In a post-zombie world, where the infected live normal lives, their retroviral drug is running out.
Most would guess from the title alone that a film by the name of “The Returned” could go either the way of ghosts or zombies. Zombie themes have become so frequent that it’s an easy statement to make that 1 out of 5 new horror films are zombie-rooted. So knowing that it is also becoming harder for filmmakers to get inventive in their story lines and horror themes. “The Returned” does borrow some commonality with other films but stands out in its exception with a greater sense of sympathy and personal struggle. The term “the returned” refers to those who have become infected that are treated before they have a chance to “turn”. I believe it’s 36 hours for full transformation, giving the infected a chance obtain treatment that suppresses the illness per way of a injection they call “Return Protein”.
Essentially it keeps the virus at bay preventing it from spreading through the bloodstream. Those who have been bit and contract this, are required to register themselves as one of the “returned”. Call it a government mandate of sorts that identifies those who contracted the virus. Not unlike mutant classification that was made popular in the X-men films.
The time is the present, with reports of the various infected becoming chaotic in the form of maniacal murderers who bear the traits of traditional zombies. While this theme aspect is really nothing new, it is modified to include the element of “supply and demand” that is more in line with films that take on apocalyptic resource depletion themes.
As the scientists rush to create a vaccine that will reverse the effect, the planet has become undone with those infected trying to secure as many batches of the “Return Protein” as they are allowed.

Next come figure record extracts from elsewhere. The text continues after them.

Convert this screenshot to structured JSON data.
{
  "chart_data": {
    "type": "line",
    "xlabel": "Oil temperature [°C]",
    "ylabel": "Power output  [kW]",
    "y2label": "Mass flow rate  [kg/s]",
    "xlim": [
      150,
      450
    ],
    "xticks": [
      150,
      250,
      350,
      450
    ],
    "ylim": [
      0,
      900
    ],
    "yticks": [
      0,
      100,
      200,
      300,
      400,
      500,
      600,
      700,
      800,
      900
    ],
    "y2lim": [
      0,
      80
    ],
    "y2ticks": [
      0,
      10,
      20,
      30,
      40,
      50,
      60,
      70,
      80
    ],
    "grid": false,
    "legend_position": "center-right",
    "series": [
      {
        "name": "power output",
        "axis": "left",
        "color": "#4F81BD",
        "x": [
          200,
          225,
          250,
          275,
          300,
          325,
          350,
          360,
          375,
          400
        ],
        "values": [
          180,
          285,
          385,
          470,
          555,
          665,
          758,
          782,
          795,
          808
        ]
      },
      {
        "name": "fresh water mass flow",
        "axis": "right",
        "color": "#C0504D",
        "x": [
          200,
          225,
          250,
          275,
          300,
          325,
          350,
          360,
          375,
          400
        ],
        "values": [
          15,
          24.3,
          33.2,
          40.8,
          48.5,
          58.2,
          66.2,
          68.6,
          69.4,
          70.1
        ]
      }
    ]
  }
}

Meanwhile there are those who believe that stockpiling “acquired” extra batches will ensure their survival while testing is still in motion.

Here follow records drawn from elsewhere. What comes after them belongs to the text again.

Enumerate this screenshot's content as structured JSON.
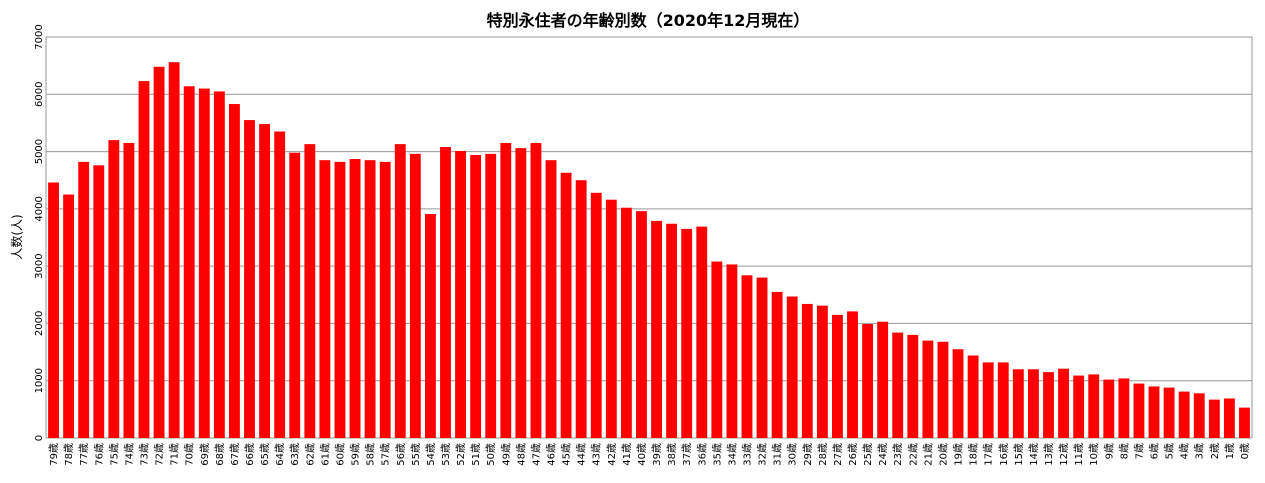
{
  "chart_data": {
    "type": "bar",
    "title": "特別永住者の年齢別数（2020年12月現在）",
    "xlabel": "",
    "ylabel": "人数(人)",
    "ylim": [
      0,
      7000
    ],
    "yticks": [
      0,
      1000,
      2000,
      3000,
      4000,
      5000,
      6000,
      7000
    ],
    "grid": true,
    "bar_color": "#ff0000",
    "categories": [
      "79歳",
      "78歳",
      "77歳",
      "76歳",
      "75歳",
      "74歳",
      "73歳",
      "72歳",
      "71歳",
      "70歳",
      "69歳",
      "68歳",
      "67歳",
      "66歳",
      "65歳",
      "64歳",
      "63歳",
      "62歳",
      "61歳",
      "60歳",
      "59歳",
      "58歳",
      "57歳",
      "56歳",
      "55歳",
      "54歳",
      "53歳",
      "52歳",
      "51歳",
      "50歳",
      "49歳",
      "48歳",
      "47歳",
      "46歳",
      "45歳",
      "44歳",
      "43歳",
      "42歳",
      "41歳",
      "40歳",
      "39歳",
      "38歳",
      "37歳",
      "36歳",
      "35歳",
      "34歳",
      "33歳",
      "32歳",
      "31歳",
      "30歳",
      "29歳",
      "28歳",
      "27歳",
      "26歳",
      "25歳",
      "24歳",
      "23歳",
      "22歳",
      "21歳",
      "20歳",
      "19歳",
      "18歳",
      "17歳",
      "16歳",
      "15歳",
      "14歳",
      "13歳",
      "12歳",
      "11歳",
      "10歳",
      "9歳",
      "8歳",
      "7歳",
      "6歳",
      "5歳",
      "4歳",
      "3歳",
      "2歳",
      "1歳",
      "0歳"
    ],
    "values": [
      4460,
      4250,
      4820,
      4760,
      5200,
      5150,
      6230,
      6480,
      6560,
      6140,
      6100,
      6050,
      5830,
      5550,
      5480,
      5350,
      4980,
      5130,
      4850,
      4820,
      4870,
      4850,
      4820,
      5130,
      4960,
      3910,
      5080,
      5010,
      4940,
      4960,
      5150,
      5060,
      5150,
      4850,
      4630,
      4500,
      4280,
      4160,
      4020,
      3960,
      3790,
      3740,
      3650,
      3690,
      3080,
      3030,
      2840,
      2800,
      2550,
      2470,
      2340,
      2310,
      2150,
      2210,
      1990,
      2030,
      1840,
      1800,
      1700,
      1680,
      1550,
      1440,
      1320,
      1320,
      1200,
      1200,
      1150,
      1210,
      1090,
      1110,
      1020,
      1040,
      950,
      900,
      880,
      810,
      780,
      670,
      690,
      530
    ]
  }
}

Kate, (Emily Hampshire) a leading doctor in the field of the epidemic, finds that she must also do what she can to keep her boyfriend Alex (Kris Holden-Ried) from failing into remission. Alex, a local music teacher, does what he can to hide the fact that he too is one of the “returned”, though things are getting harder as the supply of protein injections are becoming scarce and harder to acquire.

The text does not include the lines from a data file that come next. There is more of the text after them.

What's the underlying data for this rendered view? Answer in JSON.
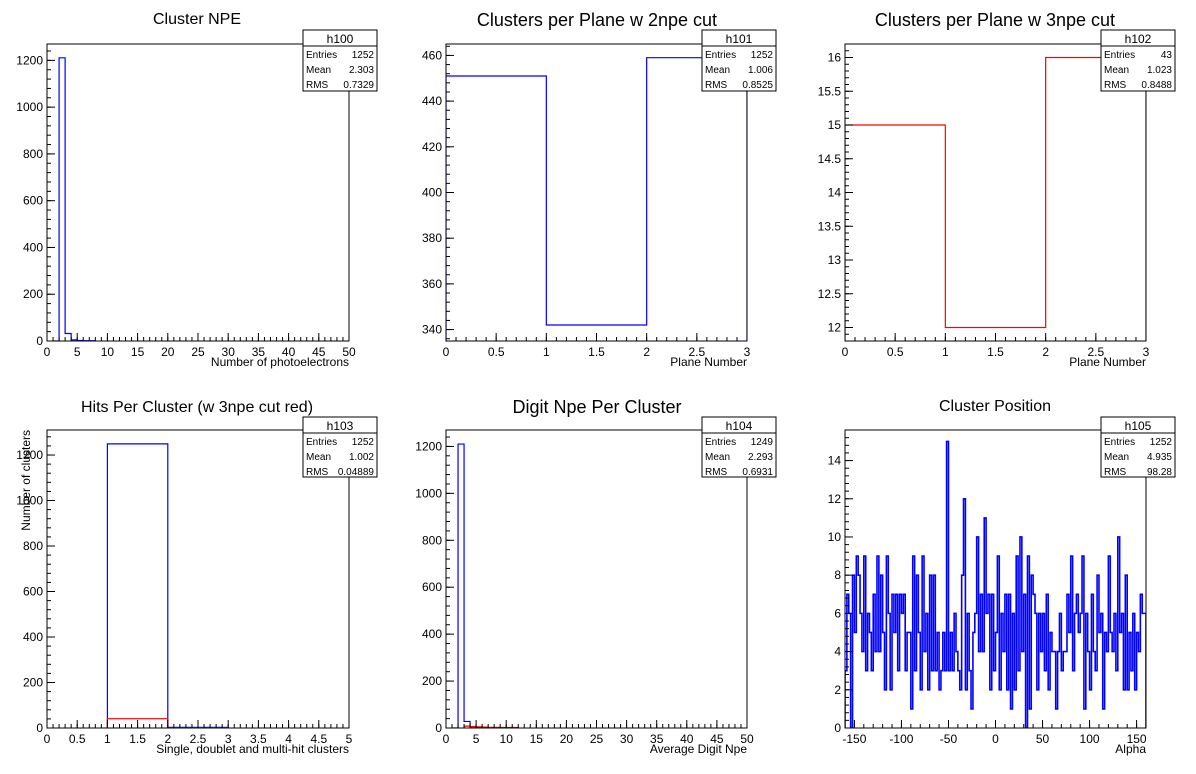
{
  "chart_data": [
    {
      "type": "histogram",
      "histogram_name": "h100",
      "title": "Cluster NPE",
      "xlabel": "Number of photoelectrons",
      "ylabel": "",
      "xlim": [
        0,
        50
      ],
      "ylim": [
        0,
        1270
      ],
      "xticks": [
        0,
        5,
        10,
        15,
        20,
        25,
        30,
        35,
        40,
        45,
        50
      ],
      "yticks": [
        0,
        200,
        400,
        600,
        800,
        1000,
        1200
      ],
      "stats": {
        "Entries": "1252",
        "Mean": "2.303",
        "RMS": "0.7329"
      },
      "series": [
        {
          "color": "#0000ff",
          "bins": [
            [
              1,
              2,
              0
            ],
            [
              2,
              3,
              1211
            ],
            [
              3,
              4,
              32
            ],
            [
              4,
              5,
              5
            ],
            [
              5,
              6,
              2
            ],
            [
              6,
              7,
              1
            ],
            [
              7,
              8,
              1
            ]
          ]
        }
      ]
    },
    {
      "type": "histogram",
      "histogram_name": "h101",
      "title": "Clusters per Plane w 2npe cut",
      "xlabel": "Plane Number",
      "ylabel": "",
      "xlim": [
        0,
        3
      ],
      "ylim": [
        335,
        465
      ],
      "xticks": [
        0,
        0.5,
        1,
        1.5,
        2,
        2.5,
        3
      ],
      "yticks": [
        340,
        360,
        380,
        400,
        420,
        440,
        460
      ],
      "stats": {
        "Entries": "1252",
        "Mean": "1.006",
        "RMS": "0.8525"
      },
      "series": [
        {
          "color": "#0000ff",
          "bins": [
            [
              0,
              1,
              451
            ],
            [
              1,
              2,
              342
            ],
            [
              2,
              3,
              459
            ]
          ]
        }
      ]
    },
    {
      "type": "histogram",
      "histogram_name": "h102",
      "title": "Clusters per Plane w 3npe cut",
      "xlabel": "Plane Number",
      "ylabel": "",
      "xlim": [
        0,
        3
      ],
      "ylim": [
        11.8,
        16.2
      ],
      "xticks": [
        0,
        0.5,
        1,
        1.5,
        2,
        2.5,
        3
      ],
      "yticks": [
        12,
        12.5,
        13,
        13.5,
        14,
        14.5,
        15,
        15.5,
        16
      ],
      "stats": {
        "Entries": "43",
        "Mean": "1.023",
        "RMS": "0.8488"
      },
      "series": [
        {
          "color": "#ff0000",
          "bins": [
            [
              0,
              1,
              15
            ],
            [
              1,
              2,
              12
            ],
            [
              2,
              3,
              16
            ]
          ]
        }
      ]
    },
    {
      "type": "histogram",
      "histogram_name": "h103",
      "title": "Hits Per Cluster (w 3npe cut red)",
      "xlabel": "Single, doublet and multi-hit clusters",
      "ylabel": "Number of clusters",
      "xlim": [
        0,
        5
      ],
      "ylim": [
        0,
        1310
      ],
      "xticks": [
        0,
        0.5,
        1,
        1.5,
        2,
        2.5,
        3,
        3.5,
        4,
        4.5,
        5
      ],
      "yticks": [
        0,
        200,
        400,
        600,
        800,
        1000,
        1200
      ],
      "stats": {
        "Entries": "1252",
        "Mean": "1.002",
        "RMS": "0.04889"
      },
      "series": [
        {
          "color": "#0000ff",
          "bins": [
            [
              1,
              2,
              1249
            ],
            [
              2,
              3,
              3
            ]
          ]
        },
        {
          "color": "#ff0000",
          "bins": [
            [
              1,
              2,
              41
            ],
            [
              2,
              3,
              2
            ]
          ]
        }
      ]
    },
    {
      "type": "histogram",
      "histogram_name": "h104",
      "title": "Digit Npe Per Cluster",
      "xlabel": "Average Digit Npe",
      "ylabel": "",
      "xlim": [
        0,
        50
      ],
      "ylim": [
        0,
        1270
      ],
      "xticks": [
        0,
        5,
        10,
        15,
        20,
        25,
        30,
        35,
        40,
        45,
        50
      ],
      "yticks": [
        0,
        200,
        400,
        600,
        800,
        1000,
        1200
      ],
      "stats": {
        "Entries": "1249",
        "Mean": "2.293",
        "RMS": "0.6931"
      },
      "series": [
        {
          "color": "#0000ff",
          "bins": [
            [
              1,
              2,
              0
            ],
            [
              2,
              3,
              1210
            ],
            [
              3,
              4,
              28
            ],
            [
              4,
              5,
              6
            ],
            [
              5,
              6,
              3
            ],
            [
              6,
              7,
              1
            ],
            [
              7,
              8,
              1
            ]
          ]
        },
        {
          "color": "#ff0000",
          "bins": [
            [
              3,
              4,
              8
            ],
            [
              4,
              5,
              6
            ],
            [
              5,
              6,
              5
            ],
            [
              6,
              7,
              4
            ],
            [
              7,
              8,
              3
            ],
            [
              8,
              9,
              3
            ],
            [
              9,
              10,
              2
            ],
            [
              10,
              11,
              2
            ],
            [
              11,
              12,
              2
            ]
          ]
        }
      ]
    },
    {
      "type": "histogram",
      "histogram_name": "h105",
      "title": "Cluster Position",
      "xlabel": "Alpha",
      "ylabel": "",
      "xlim": [
        -160,
        160
      ],
      "ylim": [
        0,
        15.6
      ],
      "xticks": [
        -150,
        -100,
        -50,
        0,
        50,
        100,
        150
      ],
      "yticks": [
        0,
        2,
        4,
        6,
        8,
        10,
        12,
        14
      ],
      "stats": {
        "Entries": "1252",
        "Mean": "4.935",
        "RMS": "98.28"
      },
      "series": [
        {
          "color": "#0000ff",
          "bin_width": 2,
          "x_start": -160,
          "values": [
            3,
            7,
            6,
            0,
            8,
            5,
            9,
            8,
            6,
            4,
            9,
            3,
            6,
            5,
            3,
            7,
            4,
            9,
            4,
            8,
            5,
            2,
            9,
            6,
            2,
            7,
            5,
            7,
            3,
            7,
            6,
            7,
            3,
            5,
            5,
            1,
            9,
            3,
            8,
            5,
            2,
            9,
            4,
            6,
            2,
            8,
            3,
            8,
            3,
            5,
            2,
            3,
            5,
            3,
            15,
            3,
            5,
            3,
            6,
            4,
            3,
            2,
            8,
            12,
            2,
            6,
            3,
            1,
            5,
            6,
            10,
            4,
            7,
            4,
            11,
            6,
            7,
            2,
            7,
            3,
            5,
            9,
            2,
            6,
            4,
            7,
            2,
            7,
            1,
            6,
            2,
            9,
            3,
            10,
            4,
            7,
            0,
            9,
            1,
            8,
            7,
            6,
            2,
            6,
            4,
            6,
            3,
            7,
            2,
            5,
            4,
            4,
            1,
            4,
            6,
            3,
            4,
            4,
            7,
            5,
            9,
            3,
            6,
            7,
            5,
            6,
            9,
            1,
            6,
            4,
            2,
            7,
            4,
            3,
            8,
            5,
            6,
            1,
            5,
            4,
            9,
            5,
            4,
            6,
            3,
            10,
            5,
            6,
            2,
            8,
            2,
            5,
            3,
            6,
            2,
            5,
            4,
            7,
            6,
            6
          ]
        }
      ]
    }
  ]
}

“The Returned” while keeping its grounding in the zombie genre, is a film that is more about human emotion, relationships and what others will do in the threat of just trying to survive. Alex and Kate find that even their closet friends are not beyond stabbing them in the back when the pressure is on. Alex who has managed to stay ahead of the game also finds that his worst nightmare is only a vile away from realization making for a dramatic struggle that he and Kate are about to face.
As a horror film, the zombie threat is provided when needed but doesn’t take the lead as others of this genre have. We see enough of the destruction, chaos, and murder to know that its always a factor but never to the point of overshadowing the dramatics of the film.
Director Manuel Carballo and writer Hatem Khraiche have created a new genre piece that offers a sense of compassion that is rarely seen in most zombie films. The acting here is superb making for a dynamic thriller and emotional roller coaster of dread and survival. While the present is inundated with zombie releases, you can look to this product as fresh reward tot he alternatives. Remarkably jolting and dramatically intense, “The Returned” is a great film!